There are four “perverse attitudes” creating obstacles to research and dialogue on climate change, says Pope Francis, and they are denial, indifference, resignation and trust in solutions that are simply inadequate.
The pope said this late lest week, in a message to COP23, the 23rd annual conference in Bonn, Germany, of the United Nations Framework Convention on Climate Change.
In the face of environmental challenges, the Holy Father called for countries to abandon “perverse attitudes” such as denial and indifference.
In order to overcome environmental issues, the pope said, we must avoid these “four perverse attitudes, which certainly do not help honest research or sincere and productive dialogue on building the future of our planet: denial, indifference, resignation and trust in inadequate” technical and economic solutions.
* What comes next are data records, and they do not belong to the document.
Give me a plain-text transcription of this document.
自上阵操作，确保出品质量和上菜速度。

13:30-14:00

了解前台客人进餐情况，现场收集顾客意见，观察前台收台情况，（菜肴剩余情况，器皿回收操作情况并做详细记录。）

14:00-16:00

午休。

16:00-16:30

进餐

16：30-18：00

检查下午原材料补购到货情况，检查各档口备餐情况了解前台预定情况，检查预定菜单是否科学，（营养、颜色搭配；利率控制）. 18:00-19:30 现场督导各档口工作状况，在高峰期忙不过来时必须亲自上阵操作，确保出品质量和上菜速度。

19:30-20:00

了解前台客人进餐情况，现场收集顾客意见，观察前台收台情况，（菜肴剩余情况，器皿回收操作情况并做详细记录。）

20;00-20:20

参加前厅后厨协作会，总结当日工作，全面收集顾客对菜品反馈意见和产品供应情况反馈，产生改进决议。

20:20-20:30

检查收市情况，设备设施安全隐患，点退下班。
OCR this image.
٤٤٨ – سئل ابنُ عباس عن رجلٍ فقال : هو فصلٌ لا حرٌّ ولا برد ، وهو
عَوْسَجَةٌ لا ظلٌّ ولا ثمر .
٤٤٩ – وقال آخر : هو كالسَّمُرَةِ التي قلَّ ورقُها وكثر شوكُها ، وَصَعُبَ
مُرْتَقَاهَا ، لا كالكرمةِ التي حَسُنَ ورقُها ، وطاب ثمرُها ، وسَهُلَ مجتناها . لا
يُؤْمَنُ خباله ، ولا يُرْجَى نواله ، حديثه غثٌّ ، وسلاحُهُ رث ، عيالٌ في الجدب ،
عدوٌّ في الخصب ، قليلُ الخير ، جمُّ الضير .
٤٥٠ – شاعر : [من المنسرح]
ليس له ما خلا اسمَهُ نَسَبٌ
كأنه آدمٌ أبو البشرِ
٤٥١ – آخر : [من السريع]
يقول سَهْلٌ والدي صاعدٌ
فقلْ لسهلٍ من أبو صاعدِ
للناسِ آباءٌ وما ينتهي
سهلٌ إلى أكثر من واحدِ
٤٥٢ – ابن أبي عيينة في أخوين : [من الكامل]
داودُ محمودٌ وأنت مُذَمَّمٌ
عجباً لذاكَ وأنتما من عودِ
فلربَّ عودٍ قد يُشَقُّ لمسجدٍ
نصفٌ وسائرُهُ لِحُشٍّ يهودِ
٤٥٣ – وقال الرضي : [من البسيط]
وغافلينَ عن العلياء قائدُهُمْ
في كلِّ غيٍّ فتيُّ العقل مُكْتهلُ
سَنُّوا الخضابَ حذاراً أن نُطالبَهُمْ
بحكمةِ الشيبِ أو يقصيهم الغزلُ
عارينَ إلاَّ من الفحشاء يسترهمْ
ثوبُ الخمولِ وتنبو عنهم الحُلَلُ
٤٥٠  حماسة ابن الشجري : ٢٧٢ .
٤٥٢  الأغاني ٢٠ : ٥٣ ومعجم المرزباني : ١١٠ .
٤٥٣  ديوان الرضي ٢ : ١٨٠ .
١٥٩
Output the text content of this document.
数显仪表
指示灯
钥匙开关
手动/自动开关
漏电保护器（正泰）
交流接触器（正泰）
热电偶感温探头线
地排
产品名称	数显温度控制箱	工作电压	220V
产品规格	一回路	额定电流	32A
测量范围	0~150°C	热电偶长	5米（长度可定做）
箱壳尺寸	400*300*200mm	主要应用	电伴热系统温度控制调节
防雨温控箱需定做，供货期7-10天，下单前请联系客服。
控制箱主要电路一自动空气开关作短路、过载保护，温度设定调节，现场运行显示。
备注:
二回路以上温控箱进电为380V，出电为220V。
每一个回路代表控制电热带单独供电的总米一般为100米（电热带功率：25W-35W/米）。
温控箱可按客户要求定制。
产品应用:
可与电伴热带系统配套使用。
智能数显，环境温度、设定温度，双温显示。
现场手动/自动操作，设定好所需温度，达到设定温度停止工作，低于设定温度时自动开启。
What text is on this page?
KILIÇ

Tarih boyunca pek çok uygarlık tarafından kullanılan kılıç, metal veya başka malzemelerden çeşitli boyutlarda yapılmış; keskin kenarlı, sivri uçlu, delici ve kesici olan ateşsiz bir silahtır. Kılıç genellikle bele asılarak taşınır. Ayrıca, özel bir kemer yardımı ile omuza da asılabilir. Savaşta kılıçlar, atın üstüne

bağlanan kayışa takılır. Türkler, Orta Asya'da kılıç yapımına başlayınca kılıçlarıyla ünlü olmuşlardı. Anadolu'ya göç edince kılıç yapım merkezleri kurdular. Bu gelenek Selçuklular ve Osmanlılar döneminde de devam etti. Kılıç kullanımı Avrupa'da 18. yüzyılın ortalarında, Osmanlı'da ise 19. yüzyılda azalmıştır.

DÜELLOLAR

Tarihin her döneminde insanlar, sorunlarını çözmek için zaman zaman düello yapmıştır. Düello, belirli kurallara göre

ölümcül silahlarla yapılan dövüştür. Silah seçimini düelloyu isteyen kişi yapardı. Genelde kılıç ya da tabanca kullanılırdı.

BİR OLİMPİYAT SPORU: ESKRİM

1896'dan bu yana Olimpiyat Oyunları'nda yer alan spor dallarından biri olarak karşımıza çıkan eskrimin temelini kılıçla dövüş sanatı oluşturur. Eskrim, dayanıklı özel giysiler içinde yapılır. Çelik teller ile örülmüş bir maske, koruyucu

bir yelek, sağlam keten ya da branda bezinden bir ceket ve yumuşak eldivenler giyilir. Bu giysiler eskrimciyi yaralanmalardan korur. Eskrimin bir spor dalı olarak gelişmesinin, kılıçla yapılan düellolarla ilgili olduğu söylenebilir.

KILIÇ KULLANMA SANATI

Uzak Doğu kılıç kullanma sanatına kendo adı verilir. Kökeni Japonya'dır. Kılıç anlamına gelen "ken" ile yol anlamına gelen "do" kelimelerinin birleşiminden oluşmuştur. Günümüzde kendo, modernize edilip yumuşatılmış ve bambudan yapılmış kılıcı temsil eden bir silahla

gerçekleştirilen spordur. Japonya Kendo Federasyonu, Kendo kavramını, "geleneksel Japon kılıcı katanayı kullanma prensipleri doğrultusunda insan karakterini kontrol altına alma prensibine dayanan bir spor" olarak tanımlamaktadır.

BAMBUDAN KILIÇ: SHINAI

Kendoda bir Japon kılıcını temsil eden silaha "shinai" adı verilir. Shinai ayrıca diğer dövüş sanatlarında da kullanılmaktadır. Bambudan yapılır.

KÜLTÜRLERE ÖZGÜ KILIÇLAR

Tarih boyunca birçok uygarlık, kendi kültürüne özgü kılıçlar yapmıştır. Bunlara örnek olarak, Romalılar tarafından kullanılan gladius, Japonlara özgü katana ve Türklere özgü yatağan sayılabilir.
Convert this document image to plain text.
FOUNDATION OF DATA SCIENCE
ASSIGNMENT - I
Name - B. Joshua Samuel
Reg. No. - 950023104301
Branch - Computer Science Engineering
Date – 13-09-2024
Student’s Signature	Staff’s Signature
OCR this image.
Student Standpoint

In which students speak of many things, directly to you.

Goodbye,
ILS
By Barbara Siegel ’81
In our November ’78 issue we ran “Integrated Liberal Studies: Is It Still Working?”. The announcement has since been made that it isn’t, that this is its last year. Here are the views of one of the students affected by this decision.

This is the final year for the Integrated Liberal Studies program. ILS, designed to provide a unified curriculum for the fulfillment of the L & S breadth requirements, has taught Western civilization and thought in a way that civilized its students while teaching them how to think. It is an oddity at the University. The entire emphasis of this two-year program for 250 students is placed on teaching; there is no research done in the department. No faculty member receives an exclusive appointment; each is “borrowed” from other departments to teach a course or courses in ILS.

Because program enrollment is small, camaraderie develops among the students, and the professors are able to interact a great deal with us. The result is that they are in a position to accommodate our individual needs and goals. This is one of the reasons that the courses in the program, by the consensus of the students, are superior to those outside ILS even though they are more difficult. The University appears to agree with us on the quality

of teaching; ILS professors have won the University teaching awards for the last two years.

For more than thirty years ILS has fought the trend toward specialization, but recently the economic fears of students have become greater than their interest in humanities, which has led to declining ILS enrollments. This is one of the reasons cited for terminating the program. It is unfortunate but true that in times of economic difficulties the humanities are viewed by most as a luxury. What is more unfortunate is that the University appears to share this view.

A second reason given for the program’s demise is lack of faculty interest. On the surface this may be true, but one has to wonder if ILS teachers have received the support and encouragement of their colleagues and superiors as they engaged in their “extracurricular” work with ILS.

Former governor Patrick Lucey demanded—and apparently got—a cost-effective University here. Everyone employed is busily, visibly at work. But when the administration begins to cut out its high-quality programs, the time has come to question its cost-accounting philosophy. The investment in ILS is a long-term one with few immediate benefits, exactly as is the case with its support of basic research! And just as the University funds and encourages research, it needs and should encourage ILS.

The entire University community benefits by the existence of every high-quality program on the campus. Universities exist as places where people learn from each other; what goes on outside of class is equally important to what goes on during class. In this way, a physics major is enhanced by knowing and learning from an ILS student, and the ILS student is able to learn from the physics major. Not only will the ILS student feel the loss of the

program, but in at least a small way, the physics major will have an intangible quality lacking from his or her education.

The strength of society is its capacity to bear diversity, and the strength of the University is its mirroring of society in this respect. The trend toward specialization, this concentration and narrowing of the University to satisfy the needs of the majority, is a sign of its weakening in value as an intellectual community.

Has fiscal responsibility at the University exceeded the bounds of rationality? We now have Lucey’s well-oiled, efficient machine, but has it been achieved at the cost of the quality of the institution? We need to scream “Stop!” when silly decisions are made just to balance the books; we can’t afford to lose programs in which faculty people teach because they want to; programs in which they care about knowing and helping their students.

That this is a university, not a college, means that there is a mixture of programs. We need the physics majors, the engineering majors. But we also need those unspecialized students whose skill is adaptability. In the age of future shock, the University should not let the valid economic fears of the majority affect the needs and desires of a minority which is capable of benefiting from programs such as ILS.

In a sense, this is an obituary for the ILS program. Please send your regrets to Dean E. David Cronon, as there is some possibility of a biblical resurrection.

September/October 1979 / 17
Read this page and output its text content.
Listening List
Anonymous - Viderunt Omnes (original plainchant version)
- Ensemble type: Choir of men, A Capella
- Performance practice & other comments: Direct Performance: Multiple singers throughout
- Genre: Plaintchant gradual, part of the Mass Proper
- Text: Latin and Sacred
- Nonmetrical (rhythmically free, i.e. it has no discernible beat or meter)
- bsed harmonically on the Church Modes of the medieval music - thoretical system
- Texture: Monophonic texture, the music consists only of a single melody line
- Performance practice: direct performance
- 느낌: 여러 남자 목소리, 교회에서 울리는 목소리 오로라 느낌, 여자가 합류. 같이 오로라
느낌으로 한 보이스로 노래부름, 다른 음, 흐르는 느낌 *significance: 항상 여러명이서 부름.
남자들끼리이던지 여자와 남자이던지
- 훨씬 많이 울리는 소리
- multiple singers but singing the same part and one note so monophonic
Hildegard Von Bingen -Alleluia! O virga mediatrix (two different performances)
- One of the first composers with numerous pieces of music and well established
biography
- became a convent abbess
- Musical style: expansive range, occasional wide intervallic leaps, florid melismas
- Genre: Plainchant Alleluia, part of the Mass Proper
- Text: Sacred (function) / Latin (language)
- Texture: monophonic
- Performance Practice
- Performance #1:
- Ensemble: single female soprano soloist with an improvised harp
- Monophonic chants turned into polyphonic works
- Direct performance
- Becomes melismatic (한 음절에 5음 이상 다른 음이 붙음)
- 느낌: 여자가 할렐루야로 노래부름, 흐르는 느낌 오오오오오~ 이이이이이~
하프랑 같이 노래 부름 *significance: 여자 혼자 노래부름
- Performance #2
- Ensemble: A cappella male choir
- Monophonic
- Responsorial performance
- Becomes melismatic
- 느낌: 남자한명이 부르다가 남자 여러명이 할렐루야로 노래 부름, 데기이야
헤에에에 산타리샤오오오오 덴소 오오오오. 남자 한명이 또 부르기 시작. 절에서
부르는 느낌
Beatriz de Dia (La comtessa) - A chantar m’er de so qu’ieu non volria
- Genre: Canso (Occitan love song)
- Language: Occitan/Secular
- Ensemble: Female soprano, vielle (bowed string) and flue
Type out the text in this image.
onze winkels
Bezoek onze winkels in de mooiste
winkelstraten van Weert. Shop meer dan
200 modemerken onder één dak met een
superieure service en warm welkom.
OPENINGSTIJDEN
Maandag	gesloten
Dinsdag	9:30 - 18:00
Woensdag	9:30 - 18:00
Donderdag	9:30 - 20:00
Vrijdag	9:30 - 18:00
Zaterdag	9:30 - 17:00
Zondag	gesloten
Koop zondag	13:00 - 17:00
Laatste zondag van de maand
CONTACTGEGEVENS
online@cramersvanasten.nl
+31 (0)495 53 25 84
On the contrary, Francis insisted that it is necessary to “pay attention to education and lifestyles based on an integral ecology.”
Only this approach, he said, is capable of “taking on a vision of honest research and open dialogue where the various dimensions of the Paris Agreement are intertwined.”
All signatories to the climate agreement, signed in Paris in 2015, pledged to limit global warming less than 2 degrees Celsius. However, no concrete regulations have been agreed upon to achieve this goal. Last June 1, the president of the United States, Donald Trump, announced the withdrawal of his country from the Paris agreement.
Organized in Bonn by the Republic of Fiji, the COP23 took place on November 6-17.